Für die häufigsten Demenzerkrankungen wie Alzheimer und vaskuläre Demenz hingegen gibt es bis heute keine Heilungsmöglichkeiten. Für die Alzheimerkrankheit gibt es jedoch medikamentöse Therapien, die das Fortschreiten der Erkrankung für eine gewisse Zeit verzögern und die Symptome mildern können.

Weiter gibt es verschiedene, auch nichtmedikamentöse Therapien, die einen günstigen Einfluss auf die Erhaltung der Alltagsfähigkeiten haben und so zu einer möglichst grossen Selbständigkeit und Zufriedenheit der Erkrankten beitragen. Dies wiederum sind wichtige Faktoren für die Lebensqualität von Menschen mit Demenz und ihre Angehörigen.

Leider lassen sich einige Risikofaktoren wie Alter, Geschlecht und Genetik nicht beeinflussen. Mit einem gesunden Lebensstil reduziert sich das Risiko an Demenz zu erkranken.

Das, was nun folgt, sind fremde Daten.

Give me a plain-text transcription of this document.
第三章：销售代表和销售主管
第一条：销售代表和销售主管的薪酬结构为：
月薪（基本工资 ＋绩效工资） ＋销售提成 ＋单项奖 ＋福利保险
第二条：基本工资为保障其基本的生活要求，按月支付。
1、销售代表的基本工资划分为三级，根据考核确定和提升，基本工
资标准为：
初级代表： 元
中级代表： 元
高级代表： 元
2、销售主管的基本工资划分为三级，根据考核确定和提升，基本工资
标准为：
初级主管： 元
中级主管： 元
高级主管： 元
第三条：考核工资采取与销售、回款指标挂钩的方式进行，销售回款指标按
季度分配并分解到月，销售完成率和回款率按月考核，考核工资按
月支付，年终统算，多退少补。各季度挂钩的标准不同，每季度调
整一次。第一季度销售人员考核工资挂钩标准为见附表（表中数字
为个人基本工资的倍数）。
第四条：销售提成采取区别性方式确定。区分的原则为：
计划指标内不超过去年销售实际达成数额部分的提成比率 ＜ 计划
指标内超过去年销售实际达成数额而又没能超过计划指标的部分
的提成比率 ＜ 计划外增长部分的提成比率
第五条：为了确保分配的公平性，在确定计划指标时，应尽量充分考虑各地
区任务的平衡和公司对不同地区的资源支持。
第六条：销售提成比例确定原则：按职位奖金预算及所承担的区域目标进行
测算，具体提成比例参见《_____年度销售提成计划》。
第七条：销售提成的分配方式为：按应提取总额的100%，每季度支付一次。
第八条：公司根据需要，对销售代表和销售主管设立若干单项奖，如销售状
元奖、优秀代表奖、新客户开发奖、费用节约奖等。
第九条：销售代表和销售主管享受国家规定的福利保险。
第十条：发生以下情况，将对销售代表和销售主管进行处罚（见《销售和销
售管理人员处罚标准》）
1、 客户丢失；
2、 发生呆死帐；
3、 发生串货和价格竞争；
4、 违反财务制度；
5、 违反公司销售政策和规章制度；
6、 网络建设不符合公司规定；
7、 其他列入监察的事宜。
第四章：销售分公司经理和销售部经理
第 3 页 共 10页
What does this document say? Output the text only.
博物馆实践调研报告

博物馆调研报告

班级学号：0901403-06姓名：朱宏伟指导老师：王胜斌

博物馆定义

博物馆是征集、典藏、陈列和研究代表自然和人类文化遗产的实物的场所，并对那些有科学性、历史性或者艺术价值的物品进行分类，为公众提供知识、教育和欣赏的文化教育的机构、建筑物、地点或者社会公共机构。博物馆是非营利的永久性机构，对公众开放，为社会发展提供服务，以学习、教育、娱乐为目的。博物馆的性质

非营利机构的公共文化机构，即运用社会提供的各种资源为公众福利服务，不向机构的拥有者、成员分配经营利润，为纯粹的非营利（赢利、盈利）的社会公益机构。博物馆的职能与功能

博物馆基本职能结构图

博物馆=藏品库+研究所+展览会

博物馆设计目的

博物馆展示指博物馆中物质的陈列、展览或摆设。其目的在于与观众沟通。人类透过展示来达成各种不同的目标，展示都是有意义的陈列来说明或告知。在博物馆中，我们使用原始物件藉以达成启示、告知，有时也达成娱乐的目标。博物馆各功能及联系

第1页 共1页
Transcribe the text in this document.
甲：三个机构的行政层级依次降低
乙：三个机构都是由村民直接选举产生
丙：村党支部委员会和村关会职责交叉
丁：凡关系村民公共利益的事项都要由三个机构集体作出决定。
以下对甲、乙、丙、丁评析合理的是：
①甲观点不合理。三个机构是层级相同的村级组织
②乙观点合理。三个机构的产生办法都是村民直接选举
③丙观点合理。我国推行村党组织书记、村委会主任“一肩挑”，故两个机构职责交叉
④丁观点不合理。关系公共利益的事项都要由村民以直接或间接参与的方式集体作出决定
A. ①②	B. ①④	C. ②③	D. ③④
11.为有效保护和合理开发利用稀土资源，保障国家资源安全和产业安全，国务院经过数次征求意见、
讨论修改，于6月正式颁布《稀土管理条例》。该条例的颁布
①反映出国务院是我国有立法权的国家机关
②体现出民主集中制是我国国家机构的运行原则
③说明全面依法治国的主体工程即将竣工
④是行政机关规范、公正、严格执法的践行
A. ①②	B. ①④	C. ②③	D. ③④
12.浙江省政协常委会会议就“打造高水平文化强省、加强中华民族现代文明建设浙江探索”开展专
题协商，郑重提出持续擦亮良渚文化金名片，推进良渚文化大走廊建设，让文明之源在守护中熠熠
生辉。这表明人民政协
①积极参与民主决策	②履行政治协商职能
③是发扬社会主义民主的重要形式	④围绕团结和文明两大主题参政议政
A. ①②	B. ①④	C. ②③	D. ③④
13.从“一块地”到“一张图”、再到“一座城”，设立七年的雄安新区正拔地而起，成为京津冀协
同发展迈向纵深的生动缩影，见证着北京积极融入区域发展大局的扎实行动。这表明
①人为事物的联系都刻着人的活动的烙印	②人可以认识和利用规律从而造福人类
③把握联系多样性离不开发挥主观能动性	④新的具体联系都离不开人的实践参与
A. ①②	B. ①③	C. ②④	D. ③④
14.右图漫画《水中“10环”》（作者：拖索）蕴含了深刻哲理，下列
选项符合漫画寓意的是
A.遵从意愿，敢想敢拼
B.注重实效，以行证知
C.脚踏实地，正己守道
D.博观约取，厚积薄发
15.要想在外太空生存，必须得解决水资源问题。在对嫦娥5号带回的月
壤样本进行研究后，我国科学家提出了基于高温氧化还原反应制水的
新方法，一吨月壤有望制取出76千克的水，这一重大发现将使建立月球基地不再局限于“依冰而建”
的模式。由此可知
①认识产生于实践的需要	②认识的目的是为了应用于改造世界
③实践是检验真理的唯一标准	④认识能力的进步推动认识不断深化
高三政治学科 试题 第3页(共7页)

Die Früherkennung spielt eine wichtige Rolle. Hat man bei sich oder einem Angehörigen das Gefühl, es laufe im täglichen Leben irgendwie nicht mehr wie früher, lohnt es sich, der Sache auf den Grund zu gehen und sich für eine Abklärung beim Hausarzt anzumelden.

Je früher die Diagnose gestellt werden kann, desto besser. Dann können geeignete Behandlungen in die Wege geleitet werden. Betroffene Person und ihre Angehörigen können die Zukunft gemeinsam planen, nötige Massnahmen treffen und Hilfe organisieren. Manchmal wird bei der Abklärung einfach auch deutlich, dass es sich um eine normale Hirnalterung handelt und nicht um Demenz.